The Third Circuit affirmed the dismissal of the NCAA’s motion to dismiss the case, essentially rejecting the NCAA’s longstanding position that student-athletes cannot be employees and athletes at the same time. Although student-athletes have not been deemed employees just yet, this ruling is a step in that direction, once again putting into question student-athlete amateur status. This ruling contrasts two previous circuit court decisions, which rejected college athlete claims that they were FLSA employees.
The case now lands in the hands of U.S. District Court Judge John Padova, who has previously stressed that the term “employer” should be construed broadly under the law and has noted that players engage in employment-like characteristics such as submitting timesheets and performing labor for a multi-billion-dollar industry. The Third Circuit has instructed Judge Padova to apply an economic realities test, but Judge Porter’s concurrence in the Johnson decision is taking over the spotlight.
Concurrences are not law, but that does not mean they are not influential. Justice Kavanaugh’s concurring opinion in NCAA v. Alston is one of the most talked about aspects of that case due to his strong stance against the NCAA, going as far as to call the organization a cartel. Judge Porter’s concurrence is gaining attention due to his stance on the fact that student-athletes outside of football and basketball players likely will not meet the legal definition of employment. The Majority opinion critiqued the NCAA’s system of amateurism and said that it cannot bar student-athletes from gaining employment status. Judge Porter’s concurrence focused on how determining whether student-athletes are employees is “intensely fact bound” and won’t fit all athletes. With thousands of athletes on thousands of different teams, the relevant facts to determine employment status vary across schools, conferences, teams and sports.

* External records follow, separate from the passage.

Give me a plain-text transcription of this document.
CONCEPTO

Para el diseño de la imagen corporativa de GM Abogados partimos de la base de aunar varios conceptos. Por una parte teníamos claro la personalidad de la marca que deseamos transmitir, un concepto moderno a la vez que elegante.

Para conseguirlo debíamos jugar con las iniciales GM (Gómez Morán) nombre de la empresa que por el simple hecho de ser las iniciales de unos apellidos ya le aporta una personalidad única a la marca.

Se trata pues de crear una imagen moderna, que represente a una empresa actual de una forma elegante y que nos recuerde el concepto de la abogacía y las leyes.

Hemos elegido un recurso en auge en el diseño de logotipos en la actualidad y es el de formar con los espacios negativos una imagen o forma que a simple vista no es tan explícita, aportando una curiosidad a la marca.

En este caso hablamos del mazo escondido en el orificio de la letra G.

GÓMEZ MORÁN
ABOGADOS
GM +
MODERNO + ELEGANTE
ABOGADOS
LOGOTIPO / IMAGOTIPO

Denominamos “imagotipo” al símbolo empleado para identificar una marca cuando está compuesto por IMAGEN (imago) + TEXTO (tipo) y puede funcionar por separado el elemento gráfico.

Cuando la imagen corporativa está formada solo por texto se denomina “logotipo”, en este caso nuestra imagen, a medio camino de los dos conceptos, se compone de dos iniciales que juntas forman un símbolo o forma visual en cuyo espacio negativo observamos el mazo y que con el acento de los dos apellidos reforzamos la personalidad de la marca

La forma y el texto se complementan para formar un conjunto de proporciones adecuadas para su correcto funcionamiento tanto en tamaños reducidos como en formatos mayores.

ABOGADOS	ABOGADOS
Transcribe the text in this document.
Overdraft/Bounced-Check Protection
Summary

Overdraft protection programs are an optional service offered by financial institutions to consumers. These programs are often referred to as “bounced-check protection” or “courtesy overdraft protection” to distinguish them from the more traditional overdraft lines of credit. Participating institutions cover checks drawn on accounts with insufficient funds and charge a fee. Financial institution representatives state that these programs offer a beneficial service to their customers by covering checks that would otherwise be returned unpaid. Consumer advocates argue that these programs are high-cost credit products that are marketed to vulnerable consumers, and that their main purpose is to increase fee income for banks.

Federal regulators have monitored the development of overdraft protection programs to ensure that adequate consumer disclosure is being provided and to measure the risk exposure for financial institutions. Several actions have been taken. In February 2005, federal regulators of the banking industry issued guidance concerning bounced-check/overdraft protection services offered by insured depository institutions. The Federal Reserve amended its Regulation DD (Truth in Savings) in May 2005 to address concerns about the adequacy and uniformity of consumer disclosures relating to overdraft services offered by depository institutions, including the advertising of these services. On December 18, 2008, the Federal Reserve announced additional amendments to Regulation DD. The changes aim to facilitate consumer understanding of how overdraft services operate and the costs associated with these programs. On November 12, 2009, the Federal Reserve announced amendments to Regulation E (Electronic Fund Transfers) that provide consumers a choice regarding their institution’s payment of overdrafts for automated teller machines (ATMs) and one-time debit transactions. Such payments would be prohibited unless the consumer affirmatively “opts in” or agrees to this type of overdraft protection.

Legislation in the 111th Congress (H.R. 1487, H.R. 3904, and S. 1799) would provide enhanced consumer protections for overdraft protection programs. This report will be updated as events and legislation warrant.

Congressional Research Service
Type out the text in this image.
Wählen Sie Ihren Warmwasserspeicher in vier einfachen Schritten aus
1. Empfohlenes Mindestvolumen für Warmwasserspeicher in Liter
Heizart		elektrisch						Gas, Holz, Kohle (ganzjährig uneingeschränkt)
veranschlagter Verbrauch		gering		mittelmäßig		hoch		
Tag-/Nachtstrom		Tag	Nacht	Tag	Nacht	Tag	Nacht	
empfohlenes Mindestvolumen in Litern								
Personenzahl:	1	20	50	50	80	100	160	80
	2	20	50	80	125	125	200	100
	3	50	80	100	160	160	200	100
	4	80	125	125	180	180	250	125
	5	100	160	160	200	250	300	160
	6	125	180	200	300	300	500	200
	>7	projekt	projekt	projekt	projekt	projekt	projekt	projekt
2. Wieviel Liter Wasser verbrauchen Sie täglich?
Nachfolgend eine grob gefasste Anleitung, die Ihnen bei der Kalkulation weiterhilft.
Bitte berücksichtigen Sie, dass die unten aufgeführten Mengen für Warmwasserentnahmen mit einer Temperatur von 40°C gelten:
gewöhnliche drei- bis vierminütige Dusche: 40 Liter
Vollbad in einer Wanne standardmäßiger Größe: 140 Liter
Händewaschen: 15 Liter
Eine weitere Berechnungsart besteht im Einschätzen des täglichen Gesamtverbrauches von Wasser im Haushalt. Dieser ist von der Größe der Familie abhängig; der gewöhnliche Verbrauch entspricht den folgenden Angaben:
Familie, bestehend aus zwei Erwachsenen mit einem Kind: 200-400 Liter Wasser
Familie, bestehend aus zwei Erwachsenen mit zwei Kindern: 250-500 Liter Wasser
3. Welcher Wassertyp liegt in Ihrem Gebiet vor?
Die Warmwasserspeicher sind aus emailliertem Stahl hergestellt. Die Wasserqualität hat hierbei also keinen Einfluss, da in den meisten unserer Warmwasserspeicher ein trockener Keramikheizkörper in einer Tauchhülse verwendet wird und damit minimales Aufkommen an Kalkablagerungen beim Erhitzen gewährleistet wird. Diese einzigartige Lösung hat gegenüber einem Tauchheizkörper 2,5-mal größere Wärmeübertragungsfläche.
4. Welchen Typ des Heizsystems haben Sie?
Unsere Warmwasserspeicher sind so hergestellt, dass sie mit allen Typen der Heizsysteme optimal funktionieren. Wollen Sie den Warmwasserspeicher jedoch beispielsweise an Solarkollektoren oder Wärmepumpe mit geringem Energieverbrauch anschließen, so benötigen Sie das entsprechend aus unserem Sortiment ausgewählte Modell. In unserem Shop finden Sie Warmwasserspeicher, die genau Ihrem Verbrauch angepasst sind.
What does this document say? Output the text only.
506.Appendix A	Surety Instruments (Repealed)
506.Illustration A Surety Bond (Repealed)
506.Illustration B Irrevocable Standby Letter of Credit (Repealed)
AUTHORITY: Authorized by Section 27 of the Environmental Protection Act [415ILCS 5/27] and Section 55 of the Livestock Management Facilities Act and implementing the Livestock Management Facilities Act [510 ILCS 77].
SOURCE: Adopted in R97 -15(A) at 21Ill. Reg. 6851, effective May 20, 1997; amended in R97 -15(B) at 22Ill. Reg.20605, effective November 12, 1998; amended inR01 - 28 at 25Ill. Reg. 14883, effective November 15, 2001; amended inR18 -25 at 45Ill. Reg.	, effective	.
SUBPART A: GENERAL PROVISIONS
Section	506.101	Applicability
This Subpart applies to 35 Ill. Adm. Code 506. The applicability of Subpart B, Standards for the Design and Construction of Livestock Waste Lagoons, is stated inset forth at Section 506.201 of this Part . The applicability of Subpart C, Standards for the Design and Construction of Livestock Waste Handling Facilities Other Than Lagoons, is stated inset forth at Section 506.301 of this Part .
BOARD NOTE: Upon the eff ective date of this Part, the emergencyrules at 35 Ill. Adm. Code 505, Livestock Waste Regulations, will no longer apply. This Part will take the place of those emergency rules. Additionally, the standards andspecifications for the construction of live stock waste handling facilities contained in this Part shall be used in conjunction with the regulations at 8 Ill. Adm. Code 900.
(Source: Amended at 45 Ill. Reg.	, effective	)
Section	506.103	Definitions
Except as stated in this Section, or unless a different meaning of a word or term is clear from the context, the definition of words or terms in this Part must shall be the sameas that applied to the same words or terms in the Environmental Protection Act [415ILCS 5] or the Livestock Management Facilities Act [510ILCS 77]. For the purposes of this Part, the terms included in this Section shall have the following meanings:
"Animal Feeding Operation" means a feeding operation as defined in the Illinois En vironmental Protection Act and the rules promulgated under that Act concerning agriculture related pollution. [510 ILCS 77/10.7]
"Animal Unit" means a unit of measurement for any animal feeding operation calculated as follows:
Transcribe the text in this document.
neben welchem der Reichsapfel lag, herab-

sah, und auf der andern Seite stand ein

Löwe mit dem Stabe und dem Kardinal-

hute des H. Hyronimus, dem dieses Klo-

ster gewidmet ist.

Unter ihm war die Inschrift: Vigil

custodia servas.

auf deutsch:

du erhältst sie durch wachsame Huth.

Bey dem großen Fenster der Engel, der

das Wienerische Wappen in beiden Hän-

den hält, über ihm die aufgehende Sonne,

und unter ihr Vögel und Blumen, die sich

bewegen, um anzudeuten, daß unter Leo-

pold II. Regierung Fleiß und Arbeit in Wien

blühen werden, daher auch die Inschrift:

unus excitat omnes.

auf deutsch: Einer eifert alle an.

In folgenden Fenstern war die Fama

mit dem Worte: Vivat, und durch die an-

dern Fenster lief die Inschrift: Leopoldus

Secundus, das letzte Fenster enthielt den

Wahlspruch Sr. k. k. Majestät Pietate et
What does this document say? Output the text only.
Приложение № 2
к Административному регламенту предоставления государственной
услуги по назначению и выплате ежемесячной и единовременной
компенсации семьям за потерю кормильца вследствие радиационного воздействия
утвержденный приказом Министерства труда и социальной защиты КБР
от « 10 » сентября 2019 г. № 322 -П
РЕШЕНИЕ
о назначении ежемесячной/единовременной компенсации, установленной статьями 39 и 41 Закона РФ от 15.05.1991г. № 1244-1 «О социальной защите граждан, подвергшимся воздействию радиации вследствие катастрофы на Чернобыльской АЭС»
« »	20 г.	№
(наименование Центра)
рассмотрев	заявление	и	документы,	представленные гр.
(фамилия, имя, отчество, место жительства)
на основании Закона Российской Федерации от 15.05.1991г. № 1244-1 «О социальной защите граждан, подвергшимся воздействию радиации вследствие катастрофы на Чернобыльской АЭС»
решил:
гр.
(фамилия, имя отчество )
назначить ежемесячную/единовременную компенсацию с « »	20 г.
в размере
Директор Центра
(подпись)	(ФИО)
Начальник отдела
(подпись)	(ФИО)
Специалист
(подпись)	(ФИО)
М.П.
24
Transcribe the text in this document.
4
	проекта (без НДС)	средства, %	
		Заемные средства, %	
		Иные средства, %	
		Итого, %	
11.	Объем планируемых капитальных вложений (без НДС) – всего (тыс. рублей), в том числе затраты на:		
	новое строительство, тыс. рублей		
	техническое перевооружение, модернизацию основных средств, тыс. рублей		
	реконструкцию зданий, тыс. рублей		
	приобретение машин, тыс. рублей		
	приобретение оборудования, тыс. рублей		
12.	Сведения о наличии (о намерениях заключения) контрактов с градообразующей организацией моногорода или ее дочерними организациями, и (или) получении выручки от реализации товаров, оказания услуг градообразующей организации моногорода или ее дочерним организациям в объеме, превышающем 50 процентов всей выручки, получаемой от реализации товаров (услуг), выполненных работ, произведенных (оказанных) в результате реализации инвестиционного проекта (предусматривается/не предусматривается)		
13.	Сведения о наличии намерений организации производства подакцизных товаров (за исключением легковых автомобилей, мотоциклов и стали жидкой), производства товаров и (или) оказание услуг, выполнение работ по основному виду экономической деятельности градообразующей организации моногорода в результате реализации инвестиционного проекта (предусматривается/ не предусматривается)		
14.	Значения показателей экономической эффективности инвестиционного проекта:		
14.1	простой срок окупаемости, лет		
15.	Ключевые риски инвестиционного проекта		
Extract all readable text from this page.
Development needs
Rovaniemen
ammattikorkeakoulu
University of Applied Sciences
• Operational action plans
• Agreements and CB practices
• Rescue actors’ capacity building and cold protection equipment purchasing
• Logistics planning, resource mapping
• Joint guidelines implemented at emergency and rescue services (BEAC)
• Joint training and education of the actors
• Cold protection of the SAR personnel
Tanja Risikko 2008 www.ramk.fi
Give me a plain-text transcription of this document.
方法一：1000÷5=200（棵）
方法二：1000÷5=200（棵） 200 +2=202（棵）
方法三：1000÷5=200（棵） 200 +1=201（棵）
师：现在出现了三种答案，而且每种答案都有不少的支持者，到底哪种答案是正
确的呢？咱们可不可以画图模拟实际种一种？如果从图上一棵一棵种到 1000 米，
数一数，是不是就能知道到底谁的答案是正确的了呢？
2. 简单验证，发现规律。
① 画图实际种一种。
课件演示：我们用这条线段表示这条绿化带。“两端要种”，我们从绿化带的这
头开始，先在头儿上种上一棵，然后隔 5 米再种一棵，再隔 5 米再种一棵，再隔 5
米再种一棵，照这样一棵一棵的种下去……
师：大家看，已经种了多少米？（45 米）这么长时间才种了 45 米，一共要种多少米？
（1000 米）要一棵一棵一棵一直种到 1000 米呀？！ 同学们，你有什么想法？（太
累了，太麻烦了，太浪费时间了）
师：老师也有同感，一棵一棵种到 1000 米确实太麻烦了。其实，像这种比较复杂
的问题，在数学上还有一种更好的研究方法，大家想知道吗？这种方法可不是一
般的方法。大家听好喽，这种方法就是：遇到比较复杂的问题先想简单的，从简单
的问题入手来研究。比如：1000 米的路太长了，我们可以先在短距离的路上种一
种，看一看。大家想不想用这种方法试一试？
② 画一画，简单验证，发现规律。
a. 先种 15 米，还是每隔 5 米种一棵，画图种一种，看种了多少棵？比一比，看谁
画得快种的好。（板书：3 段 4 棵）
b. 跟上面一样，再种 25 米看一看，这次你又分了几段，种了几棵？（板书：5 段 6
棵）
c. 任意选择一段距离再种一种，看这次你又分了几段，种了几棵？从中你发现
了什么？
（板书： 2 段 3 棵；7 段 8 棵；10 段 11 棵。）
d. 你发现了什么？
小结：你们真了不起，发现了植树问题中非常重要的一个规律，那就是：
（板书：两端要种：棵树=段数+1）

Judge Porter went on to highlight how changing athletes’ amateurism status into an employment status under the FLSA would spark plenty of other legal issues. Taxes, immigration, and Title IX are the big ones that would become an issue for schools if their student-athletes became employees of the university. Once again, Judge Porter’s concurrence has no legal impact, but that doesn’t mean that his questions and concerns regarding student-athletes as employees don’t have the potential to influence lawmakers and regulators as this issue continues to be tackled by the courts and institutions alike. The Johnson decision is just another blow to the NCAA’s amateurism policy, and it seems that the question now is how will the NCAA handle the transition of its student athletes from amateurs to employees.